–originally published 5/9/2007 @ LiveJournal

In comments yesterday, wordyk asked me: “Get out of town, I didn’t know you’d been to Clarion; what was that like?”
And there’s really too much to be said in just a reply so I figured a new post about it would be worthwhile.

What was Clarion like? It was by far the most frantic and exciting six weeks of my life. I think it’s also responsible for the fact that I haven’t given up on writing despite my lack of any real significant success almost five years later. It taught me perseverance.

I went to Clarion West in 2002. I applied the first time in 2001 and was turned down, and that was quite a blow for me. I don’t think I did a whole lot of writing in the year following that, even though I’d sold my application story for what was professional rates back then. It wasn’t until I took the Science Fiction workshop for my major that I got back into it and wrote a couple chapters of a novel for that class. I sent in the first chapter after I polished it and wrote up a hideous outline of the rest of the atrocious novel and tried to forget about it and steel myself for another rejection. So imagine my surprise when a couple months later I got a call from Neile Graham–one of Clarion West’s administrators–telling me I was accepted. Actually, Jeff had called me first to tell me she’d called while I was in class and I thought he was being mean and joking with me (I’d had a bad day at school and wasn’t in a good mood). But when I finally realized that he was serious, I nearly backed into another car in the school parking lot. I was the second person chosen for the 2002 Clarion West class, so that really took away the sting of the previous rejection.

Our professors for the six weeks were Paul Park, Kathleen Acala, Pat Cadigan, Gardner Dozois, Joe & Gay Haldeman, and John Crowley (though the original lineup included Nicola Griffith and Dan Simmons instead of Park and Crowley, but things came up that made it necessary for them to bow out). The first Sunday night there, we had a writing assignment and we were pretty much writing non-stop from there until end. Paul Park assigned us character and setting exercises (both of which I eventually sold) and Kathleen Acala assigned a frame story for her week, but for the rest of it we were pretty much free to write whatever we wanted. Gardner did give us a small assignment to write a small scene that evoked emotion, and Joe Haldeman had us write some speculative poetry (I was supposed to write a cyberpunk sonnet, but never quite got around to it.). Gardner also gave us the secret to instant success in SF/F writing (yes, he did, but I’m not sharing:). We also had weekly one-on-one meetings with the professors to discuss our writing and where we wanted to go with it.

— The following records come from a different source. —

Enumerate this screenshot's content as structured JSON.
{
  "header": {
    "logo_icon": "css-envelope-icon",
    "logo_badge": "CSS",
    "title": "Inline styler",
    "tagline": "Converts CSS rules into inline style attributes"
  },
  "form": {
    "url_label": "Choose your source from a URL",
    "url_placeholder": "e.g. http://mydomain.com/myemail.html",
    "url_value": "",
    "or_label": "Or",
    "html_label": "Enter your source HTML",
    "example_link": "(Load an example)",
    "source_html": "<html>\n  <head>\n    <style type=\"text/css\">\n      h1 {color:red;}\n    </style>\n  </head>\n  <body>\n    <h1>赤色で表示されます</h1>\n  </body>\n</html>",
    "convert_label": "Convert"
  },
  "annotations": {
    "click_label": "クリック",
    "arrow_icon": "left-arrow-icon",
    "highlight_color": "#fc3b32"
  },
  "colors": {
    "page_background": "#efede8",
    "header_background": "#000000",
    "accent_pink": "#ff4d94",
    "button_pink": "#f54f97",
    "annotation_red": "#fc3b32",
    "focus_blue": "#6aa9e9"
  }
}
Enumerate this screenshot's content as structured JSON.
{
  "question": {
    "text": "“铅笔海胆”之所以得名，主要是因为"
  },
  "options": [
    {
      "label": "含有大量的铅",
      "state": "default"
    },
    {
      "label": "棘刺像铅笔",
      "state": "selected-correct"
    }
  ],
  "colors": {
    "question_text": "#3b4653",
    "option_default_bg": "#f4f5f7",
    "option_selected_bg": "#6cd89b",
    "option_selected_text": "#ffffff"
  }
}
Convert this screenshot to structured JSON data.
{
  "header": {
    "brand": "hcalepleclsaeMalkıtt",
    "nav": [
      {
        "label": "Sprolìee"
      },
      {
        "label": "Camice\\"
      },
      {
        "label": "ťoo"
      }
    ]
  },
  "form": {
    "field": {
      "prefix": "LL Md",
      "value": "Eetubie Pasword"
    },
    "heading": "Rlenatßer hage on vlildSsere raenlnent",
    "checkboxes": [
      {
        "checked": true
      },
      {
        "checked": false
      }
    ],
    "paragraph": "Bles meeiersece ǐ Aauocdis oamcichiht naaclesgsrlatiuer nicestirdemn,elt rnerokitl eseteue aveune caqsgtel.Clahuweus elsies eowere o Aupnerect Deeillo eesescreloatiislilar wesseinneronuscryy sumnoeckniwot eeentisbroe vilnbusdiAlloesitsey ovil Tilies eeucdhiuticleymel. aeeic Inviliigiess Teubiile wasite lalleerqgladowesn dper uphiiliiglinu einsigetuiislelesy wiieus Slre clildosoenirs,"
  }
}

Many folks say that Clarion will make or break your desire to be a writer, and in all honesty, by week six I was approaching the point of breaking mine. Thinking back on it now, I’m not even sure why I was feeling so down on my own work and my abilities, but I did and really wondered if I was wasting my time with this whole writing thing. Then I went for my conference with John Crowley and all that changed. I’d written a couple of Quetzalcoatl stories while I was there, and really hadn’t thought of doing anything further with them (of course I was in the state of mind that after Clarion I wouldn’t be doing a whole lot of writing anymore), but almost as soon as I arrived at my conference, Crowley wanted to know what I intended to do with those Q stories. He laid out a strategy for me on where to go with them as a series, what I needed to do with them thematically to make them work together as a whole, and encouraged me to keep working at it because they were good stories. I left the conference feeling like a brand new person and my faith rejuvenated. I took about a year off from writing after that, just to let it all soak in and to finish up school. I then spent two years writing a novel then decided to focus on short fiction and following Gardner’s formula for success (though I have yet to master all the steps, hence my lack of true success yet 🙂 ).

The best part about my Clarion experience was all the great people I met and became friends with. My class was nearly equal gender-wise, with there being one more female than males, and we weren’t just a bunch a young whippersnappers either; quite a few of my classmates were over forty. Dynamically speaking, we all got along really well, better than some past classes had, and a few of us have gone on to publish in the big mags or prestigious semi-pros. One of us has even published her first novel. My best memories of Clarion involve hiking down to Pike Street Market with some of my classmates to buy crabs to cook for dinner, or gathering in one of our rooms to drink and talk and listen to music after the weekly parties. On Friday nights there were parties put on by the SF community in Seattle and it was a good opportunity to meet some of the professionals who lived in the area. We even attended a day-long party at Greg Bear’s house. On the weekends we had a few guest speakers come to talk to us, folks like China Mieville, Octavia Butler, and Lucius Shepard. On Wednesdays a bunch of us would trek downtown to Elliot Bay Books to listen to that week’s professor do a reading. And once a week all of us as a group would cook and serve dinner and eat together along with the administrators and the professors. It was really quite wonderful.

The only negative I remember of the whole experience was breaking one of my wisdom teeth during week five and living in agony for several days because I wasn’t willing to go to a dentist in a strange city (and we didn’t have any good dental coverage at the time.).

If given the opportunity to attend, I highly recommend it. Just be prepared to work the hardest you’ve ever worked.